As a person of limited medical science knowledge I am puzzled by what I read about the different vaccines and their efficacy.
What I read about the covid vaccines suggests to me, that they do not stop the vaccinated from being infected, but stop or lessen the severity of the effects of the disease. This is contrary to my previous understanding of how vaccines work.
I was always given to understand, that if vaccinated and exposed to a virus, your antibodies would slaughter the nasty germs, and you would be rid of them. If the effect is just to lessen the severity of the virus effect, then do you still have those germs in you, so that you can pass them on to some other dude?
The above seems contrary to the notion that we can achieve herd immunity and the effectiveness of vaccination to achieve this.
It is complicated. The immune system is complicated and vaccines differ.
On a simplistic level the immune system polices what happens inside the body, so it cannot have an effect until the germ (virus) is inside of the body - you are infected. Most vaccines do not stop infection but they enable the body to rapidly terminate the infection before you become ill and before you enter into a state when you can infect others. Good examples of this would be smallpox vaccine or injected polio vaccine, or measles vaccine.
However, there is something called mucosal immunity. This is immunity at the level of the layer between you and the outside of the body in the gut and airways. A specific type of immunity occurs here, mediated by immunoglobulin A. Immunity at this point can stop infection getting into your body so preventing infection. A good example of this is oral polio vaccine. A nasal flu vaccine exists which produces mucosal immunity but it really only works reliably in children. By enhancing specific mucosal immunity the virus can be stopped at the barrier between inside and outside of the body so technically no infection occurs.
Rabies vaccine is unusual in that you can give it post infection, and because the infection spreads relatively slowly up nerves from the site of infection to the brain, you can produce an effective immunity before the virus gets to the brain and kills you. (Because the virus hides inside nerves it does not provoke a natural immune response).
A bad vaccine is BCG vaccine for TB. It enhances the immune response to TB this is good in preventing disseminated TB in the body.
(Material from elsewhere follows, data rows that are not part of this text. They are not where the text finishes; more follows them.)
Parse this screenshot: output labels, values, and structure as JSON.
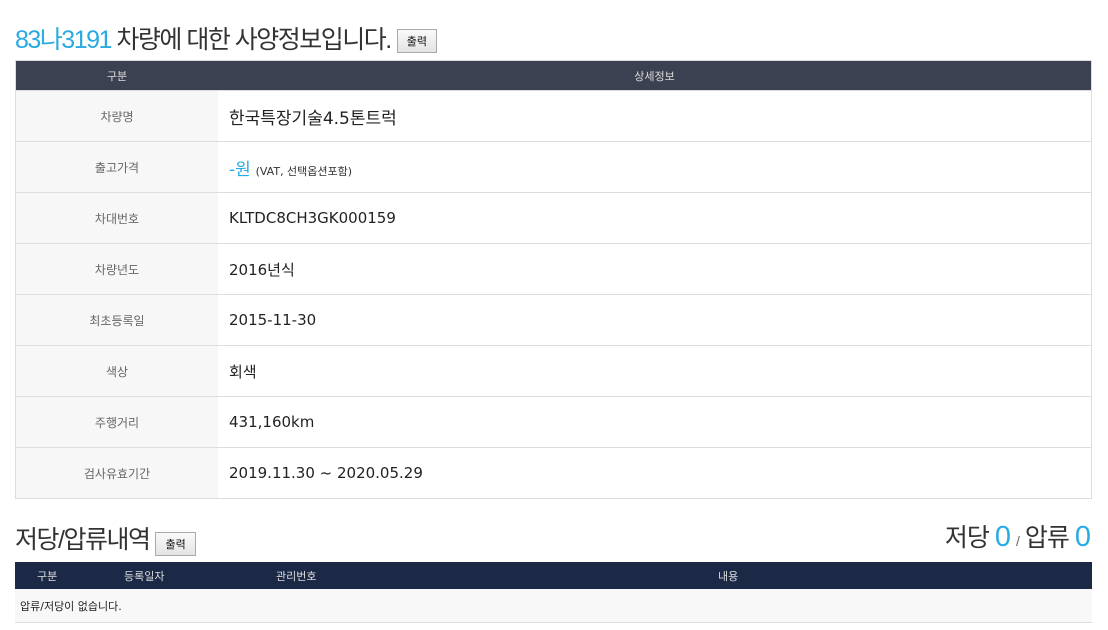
{
  "header": {
    "plate": "83나3191",
    "title_rest": " 차량에 대한 사양정보입니다.",
    "print_label": "출력"
  },
  "spec_table": {
    "columns": [
      "구분",
      "상세정보"
    ],
    "rows": [
      {
        "label": "차량명",
        "value": "한국특장기술4.5톤트럭"
      },
      {
        "label": "출고가격",
        "value": "-원",
        "note": "(VAT, 선택옵션포함)"
      },
      {
        "label": "차대번호",
        "value": "KLTDC8CH3GK000159"
      },
      {
        "label": "차량년도",
        "value": "2016년식"
      },
      {
        "label": "최초등록일",
        "value": "2015-11-30"
      },
      {
        "label": "색상",
        "value": "회색"
      },
      {
        "label": "주행거리",
        "value": "431,160km"
      },
      {
        "label": "검사유효기간",
        "value": "2019.11.30 ~ 2020.05.29"
      }
    ]
  },
  "lien": {
    "title": "저당/압류내역",
    "print_label": "출력",
    "mortgage_label": "저당",
    "mortgage_count": "0",
    "separator": "/",
    "seizure_label": "압류",
    "seizure_count": "0",
    "columns": [
      "구분",
      "등록일자",
      "관리번호",
      "내용"
    ],
    "empty_message": "압류/저당이 없습니다."
  },
  "colors": {
    "accent": "#29abe2",
    "spec_header": "#3b4150",
    "lien_header": "#1b2846"
  }
}
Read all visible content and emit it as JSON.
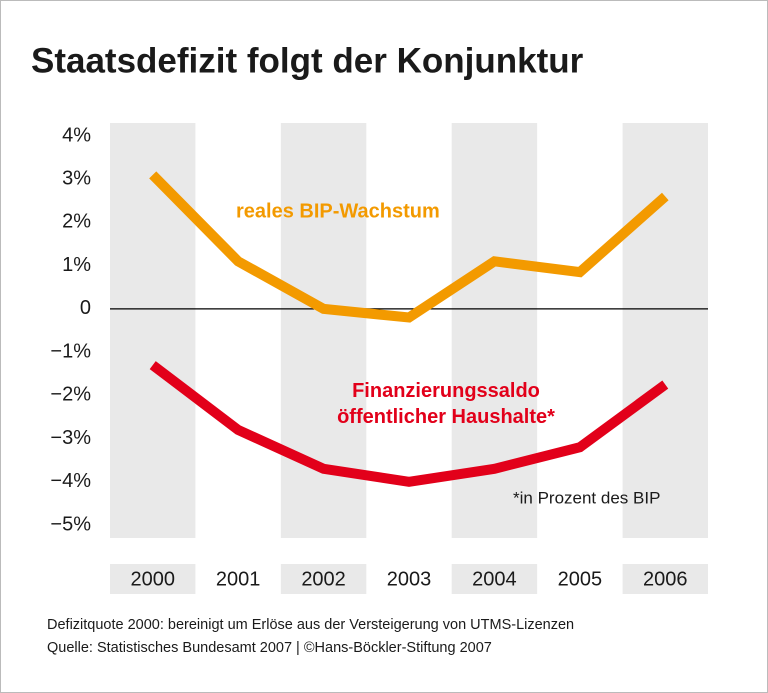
{
  "chart_data": {
    "type": "line",
    "title": "Staatsdefizit folgt der Konjunktur",
    "categories": [
      "2000",
      "2001",
      "2002",
      "2003",
      "2004",
      "2005",
      "2006"
    ],
    "series": [
      {
        "name": "reales BIP-Wachstum",
        "color": "#f39a00",
        "values": [
          3.1,
          1.1,
          0.0,
          -0.2,
          1.1,
          0.85,
          2.6
        ]
      },
      {
        "name": "Finanzierungssaldo öffentlicher Haushalte*",
        "color": "#e2001a",
        "values": [
          -1.3,
          -2.8,
          -3.7,
          -4.0,
          -3.7,
          -3.2,
          -1.75
        ]
      }
    ],
    "ylim": [
      -5.3,
      4.3
    ],
    "yticks": [
      {
        "value": 4,
        "label": "4%"
      },
      {
        "value": 3,
        "label": "3%"
      },
      {
        "value": 2,
        "label": "2%"
      },
      {
        "value": 1,
        "label": "1%"
      },
      0,
      {
        "value": -1,
        "label": "−1%"
      },
      {
        "value": -2,
        "label": "−2%"
      },
      {
        "value": -3,
        "label": "−3%"
      },
      {
        "value": -4,
        "label": "−4%"
      },
      {
        "value": -5,
        "label": "−5%"
      }
    ],
    "annotations": [
      "*in Prozent des BIP"
    ],
    "footnotes": [
      "Defizitquote 2000: bereinigt um Erlöse aus der Versteigerung von UTMS-Lizenzen",
      "Quelle: Statistisches Bundesamt 2007 | ©Hans-Böckler-Stiftung 2007"
    ]
  }
}
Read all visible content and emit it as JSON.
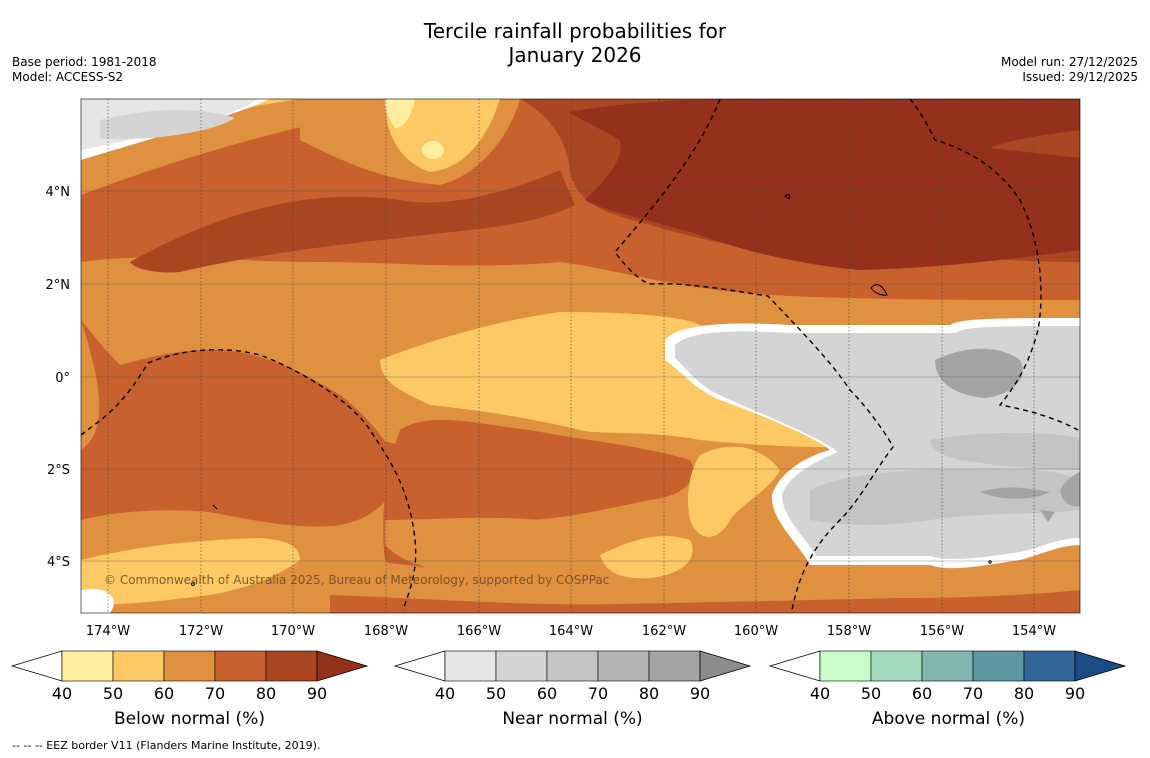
{
  "title": {
    "line1": "Tercile rainfall probabilities for",
    "line2": "January 2026"
  },
  "meta": {
    "base_period": "Base period: 1981-2018",
    "model": "Model: ACCESS-S2",
    "model_run": "Model run: 27/12/2025",
    "issued": "Issued: 29/12/2025"
  },
  "map": {
    "lon_labels": [
      "174°W",
      "172°W",
      "170°W",
      "168°W",
      "166°W",
      "164°W",
      "162°W",
      "160°W",
      "158°W",
      "156°W",
      "154°W"
    ],
    "lat_labels": [
      "4°N",
      "2°N",
      "0°",
      "2°S",
      "4°S"
    ],
    "copyright": "© Commonwealth of Australia 2025, Bureau of Meteorology, supported by COSPPac"
  },
  "colorbars": [
    {
      "name": "Below normal (%)",
      "ticks": [
        "40",
        "50",
        "60",
        "70",
        "80",
        "90"
      ],
      "colors": [
        "#ffeea0",
        "#fdc964",
        "#df9140",
        "#c8612e",
        "#aa4622",
        "#94301c"
      ]
    },
    {
      "name": "Near normal (%)",
      "ticks": [
        "40",
        "50",
        "60",
        "70",
        "80",
        "90"
      ],
      "colors": [
        "#e6e6e6",
        "#d4d4d4",
        "#c4c4c4",
        "#b4b4b4",
        "#a4a4a4",
        "#8c8c8c"
      ]
    },
    {
      "name": "Above normal (%)",
      "ticks": [
        "40",
        "50",
        "60",
        "70",
        "80",
        "90"
      ],
      "colors": [
        "#c8fcc8",
        "#a2d8bc",
        "#82b6b0",
        "#5e96a2",
        "#336698",
        "#1a4c86"
      ]
    }
  ],
  "footnote": "-- -- -- EEZ border V11 (Flanders Marine Institute, 2019)."
}
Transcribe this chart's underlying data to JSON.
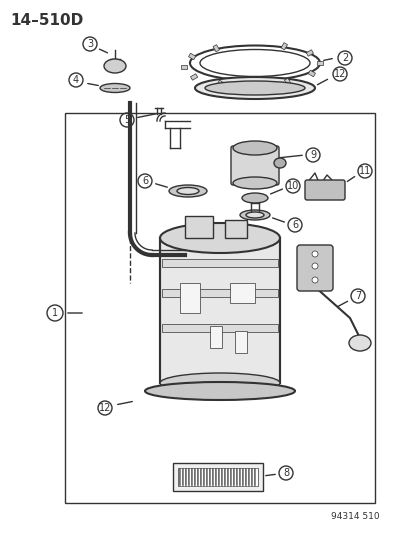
{
  "title": "14–510D",
  "catalog_num": "94314 510",
  "background_color": "#ffffff",
  "diagram_bg": "#ffffff",
  "line_color": "#333333",
  "part_numbers": [
    1,
    2,
    3,
    4,
    5,
    6,
    7,
    8,
    9,
    10,
    11,
    12
  ],
  "fig_width": 4.14,
  "fig_height": 5.33,
  "dpi": 100
}
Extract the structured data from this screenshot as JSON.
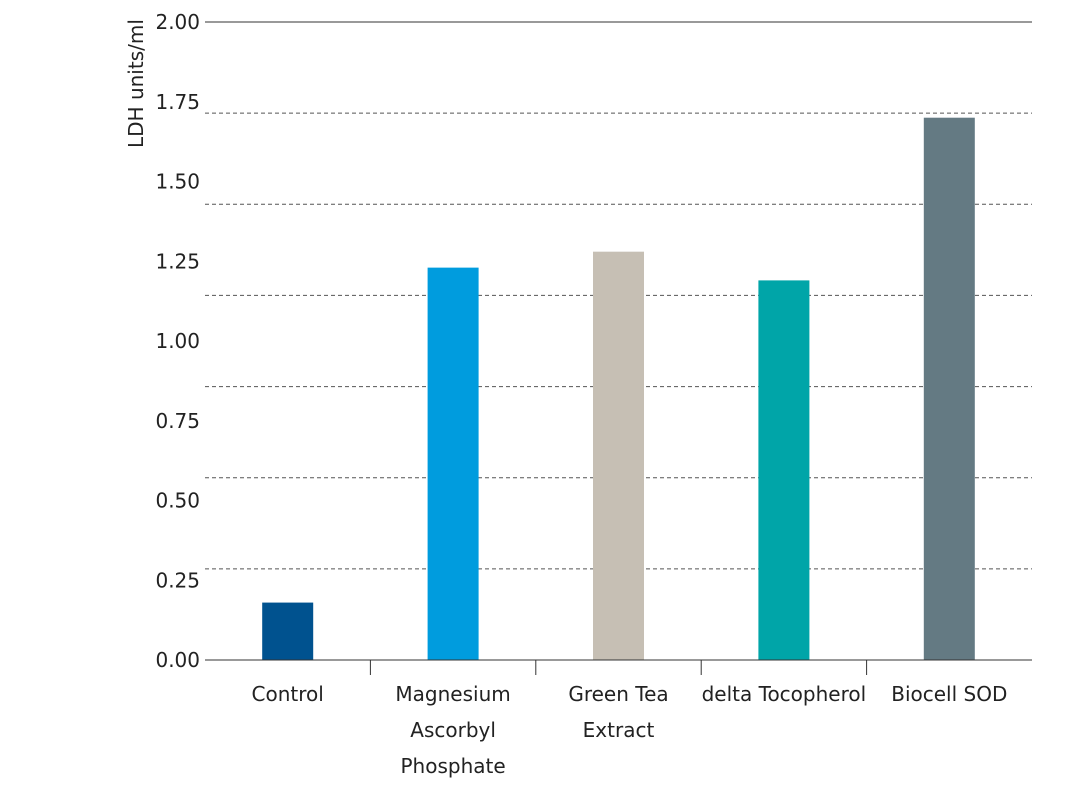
{
  "chart_data": {
    "type": "bar",
    "categories": [
      [
        "Control"
      ],
      [
        "Magnesium",
        "Ascorbyl",
        "Phosphate"
      ],
      [
        "Green Tea",
        "Extract"
      ],
      [
        "delta Tocopherol"
      ],
      [
        "Biocell SOD"
      ]
    ],
    "values": [
      0.18,
      1.23,
      1.28,
      1.19,
      1.7
    ],
    "colors": [
      "#00528F",
      "#009CDE",
      "#C6BFB4",
      "#00A5A8",
      "#647A83"
    ],
    "ylabel": "LDH units/ml",
    "ylim": [
      0,
      2.0
    ],
    "yticks": [
      "0.00",
      "0.25",
      "0.50",
      "0.75",
      "1.00",
      "1.25",
      "1.50",
      "1.75",
      "2.00"
    ],
    "grid": "dashed horizontal",
    "legend": "none"
  }
}
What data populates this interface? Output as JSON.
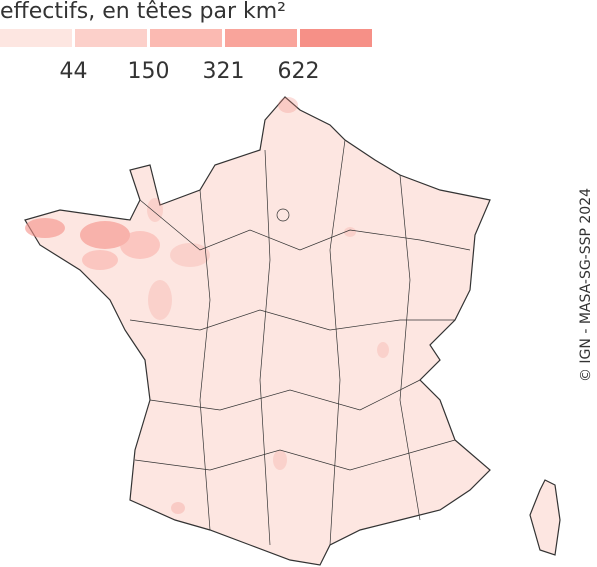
{
  "title": "effectifs, en têtes par km²",
  "legend": {
    "colors": [
      "#fde6e1",
      "#fcd0ca",
      "#fbbab2",
      "#f9a49b",
      "#f69087"
    ],
    "ticks": [
      44,
      150,
      321,
      622
    ]
  },
  "credit": "© IGN - MASA-SG-SSP 2024"
}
It is not good in preventing TB in the lungs, infectious TB. So BCG is best at preventing TB meningitis in children (highly fatal) but poor at preventing infectious pulmonary TB, it may even increase the risk, it appears to limit TB to the lungs, so may increase the risk of developing infectious TB. It is very good at preventing leprosy!
So covid vaccines are disease modifying. They probably do not provoke good mucosal immunity so do not prevent infection. They do reduce the severity of the illness, reduce the virus production in your body so reduce the likelihood of you infecting anyone else. The vaccines are near 100% effective at preventing death, but only reduce infections by 60%, and probably reduce transmissibility if infected by half. Nearly but not quite enough to prevent the virus from continuing to circulate in a fully vaccinated community.
trials of nasal vaccines which should provoke mucosal immunity and be more effective at reducing transmissibility are under way, but generating good mucosal immunity is difficult and best done with live attenuated virus. The adenovirus vector vaccines may be able to do this, if given orally / nasally.